Tu trouveras en annexe une correspondance que je t’ai fait parvenir le 12 mai 2008 dans laquelle la position de l’A.E.M. avait été indiquée par rapport aux griefs relatif (sic) à la vérification. Tel qu’indiqué et tel que ceci avait été clairement discuté entre les employeurs au moment de conclure les négociations avec le Syndicat des débardeurs, SCFP, Section locale 1375, le travail de vérification relève de la juridiction de ces derniers et l’Association des employeurs maritimes n’a pas le mandat de défendre ces griefs à l’arbitrage. Tel que déjà discuté à de nombreuses reprises, c’est donc votre compagnie qui devra assurer la défense de ce grief.

(c’est nous qui soulignons)

[79] À la lumière de la lettre du 12 mai 2008 puis du courriel du 24 septembre 2009, la position de l’AEM est sans équivoque. Si elle est d’avis qu’un grief concerne de la vérification, ce travail doit être effectué par des débardeurs, conformément aux dispositions de l’article 1.09a) de la convention collective, à moins que l’employeur ne lui démontre le contraire.
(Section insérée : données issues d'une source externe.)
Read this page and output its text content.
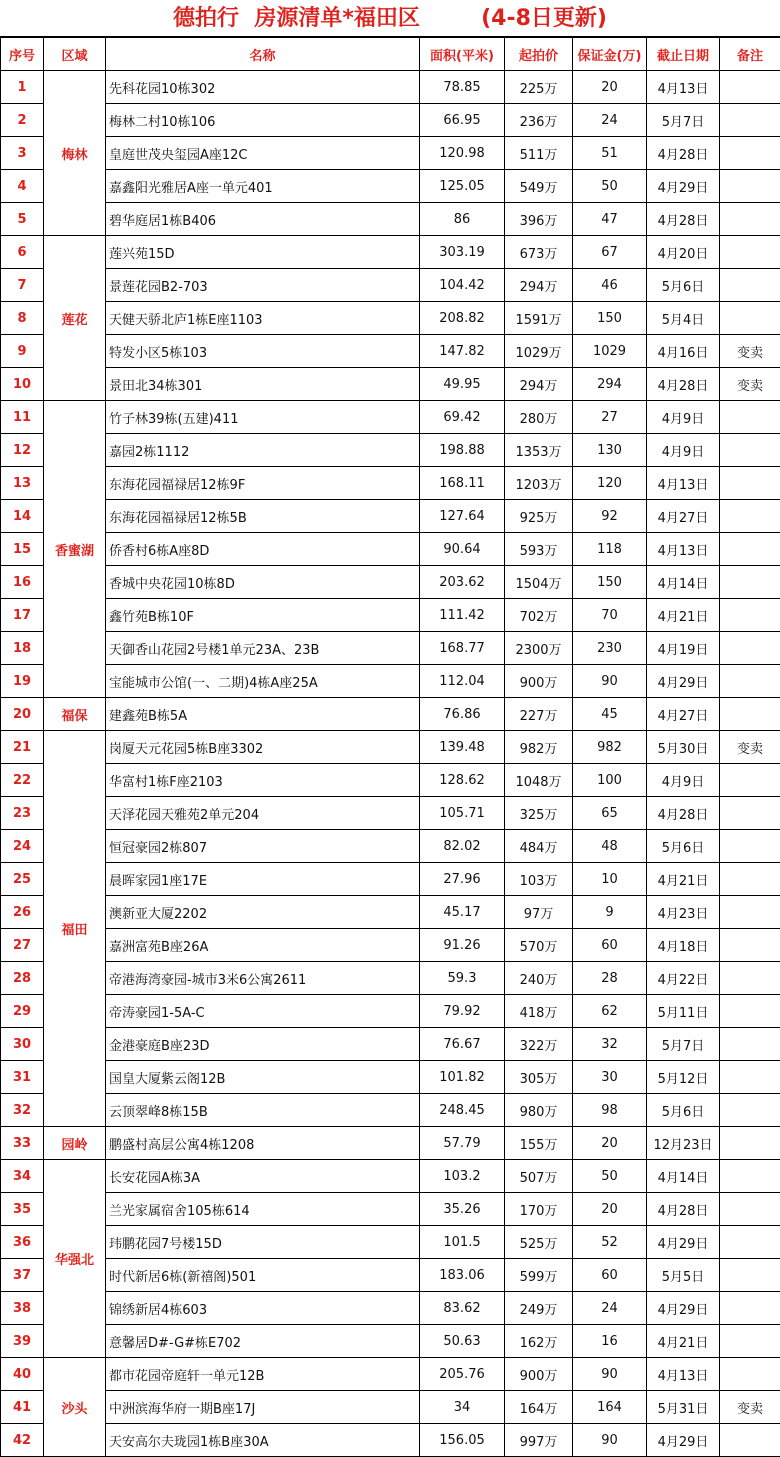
德拍行  房源清单*福田区        (4-8日更新)
序号	区域	名称	面积(平米)	起拍价	保证金(万)	截止日期	备注
1	梅林	先科花园10栋302	78.85	225万	20	4月13日	
2		梅林二村10栋106	66.95	236万	24	5月7日	
3		皇庭世茂央玺园A座12C	120.98	511万	51	4月28日	
4		嘉鑫阳光雅居A座一单元401	125.05	549万	50	4月29日	
5		碧华庭居1栋B406	86	396万	47	4月28日	
6	莲花	莲兴苑15D	303.19	673万	67	4月20日	
7		景莲花园B2-703	104.42	294万	46	5月6日	
8		天健天骄北庐1栋E座1103	208.82	1591万	150	5月4日	
9		特发小区5栋103	147.82	1029万	1029	4月16日	变卖
10		景田北34栋301	49.95	294万	294	4月28日	变卖
11	香蜜湖	竹子林39栋(五建)411	69.42	280万	27	4月9日	
12		嘉园2栋1112	198.88	1353万	130	4月9日	
13		东海花园福禄居12栋9F	168.11	1203万	120	4月13日	
14		东海花园福禄居12栋5B	127.64	925万	92	4月27日	
15		侨香村6栋A座8D	90.64	593万	118	4月13日	
16		香城中央花园10栋8D	203.62	1504万	150	4月14日	
17		鑫竹苑B栋10F	111.42	702万	70	4月21日	
18		天御香山花园2号楼1单元23A、23B	168.77	2300万	230	4月19日	
19		宝能城市公馆(一、二期)4栋A座25A	112.04	900万	90	4月29日	
20	福保	建鑫苑B栋5A	76.86	227万	45	4月27日	
21	福田	岗厦天元花园5栋B座3302	139.48	982万	982	5月30日	变卖
22		华富村1栋F座2103	128.62	1048万	100	4月9日	
23		天泽花园天雅苑2单元204	105.71	325万	65	4月28日	
24		恒冠豪园2栋807	82.02	484万	48	5月6日	
25		晨晖家园1座17E	27.96	103万	10	4月21日	
26		澳新亚大厦2202	45.17	97万	9	4月23日	
27		嘉洲富苑B座26A	91.26	570万	60	4月18日	
28		帝港海湾豪园-城市3米6公寓2611	59.3	240万	28	4月22日	
29		帝涛豪园1-5A-C	79.92	418万	62	5月11日	
30		金港豪庭B座23D	76.67	322万	32	5月7日	
31		国皇大厦紫云阁12B	101.82	305万	30	5月12日	
32		云顶翠峰8栋15B	248.45	980万	98	5月6日	
33	园岭	鹏盛村高层公寓4栋1208	57.79	155万	20	12月23日	
34	华强北	长安花园A栋3A	103.2	507万	50	4月14日	
35		兰光家属宿舍105栋614	35.26	170万	20	4月28日	
36		玮鹏花园7号楼15D	101.5	525万	52	4月29日	
37		时代新居6栋(新禧阁)501	183.06	599万	60	5月5日	
38		锦绣新居4栋603	83.62	249万	24	4月29日	
39		意馨居D#-G#栋E702	50.63	162万	16	4月21日	
40	沙头	都市花园帝庭轩一单元12B	205.76	900万	90	4月13日	
41		中洲滨海华府一期B座17J	34	164万	164	5月31日	变卖
42		天安高尔夫珑园1栋B座30A	156.05	997万	90	4月29日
[80] La plainte dont il est question dans la présente instance concerne donc le grief déposé le 4 juillet 2008 et portant le no D-2008-22. Conformément à la convention collective, le 16 octobre 2008, le syndicat a renvoyé ledit grief à l’arbitrage et c’est l’arbitre Brault qui fut nommé pour entendre le grief. L’AEM avait initialement pris la position qu’elle ne défendrait pas ce grief puisqu’elle était d’avis qu’il s’agissait du travail de vérification et avait avisé TPQ qu’elle devait elle-même assurer la défense dudit grief. L’AEM alléguait également n’avoir reçu aucune information de la part de TPQ lui permettant de défendre ledit grief. C’est lorsque TPQ a fourni des renseignements nécessaires à l’enquête de l’AEM que cette dernière a décidé de représenter TPQ à l’arbitrage.

[81] S’en est suivi toute une kyrielle de procédures devant le Conseil et devant les tribunaux de droit commun. Finalement, le 13 avril 2010, après avoir refusé à TPQ la qualité d’intervenante, l’arbitre Brault a décidé d’examiner ledit grief sur le fond avec l’AEM et le syndicat, mais a toutefois permis à TPQ d’assister à l’audience d’arbitrage.

[82] La première journée d’audience devant l’arbitre s’est d’ailleurs tenue le 16 avril 2010 – TPQ n’était pas présent.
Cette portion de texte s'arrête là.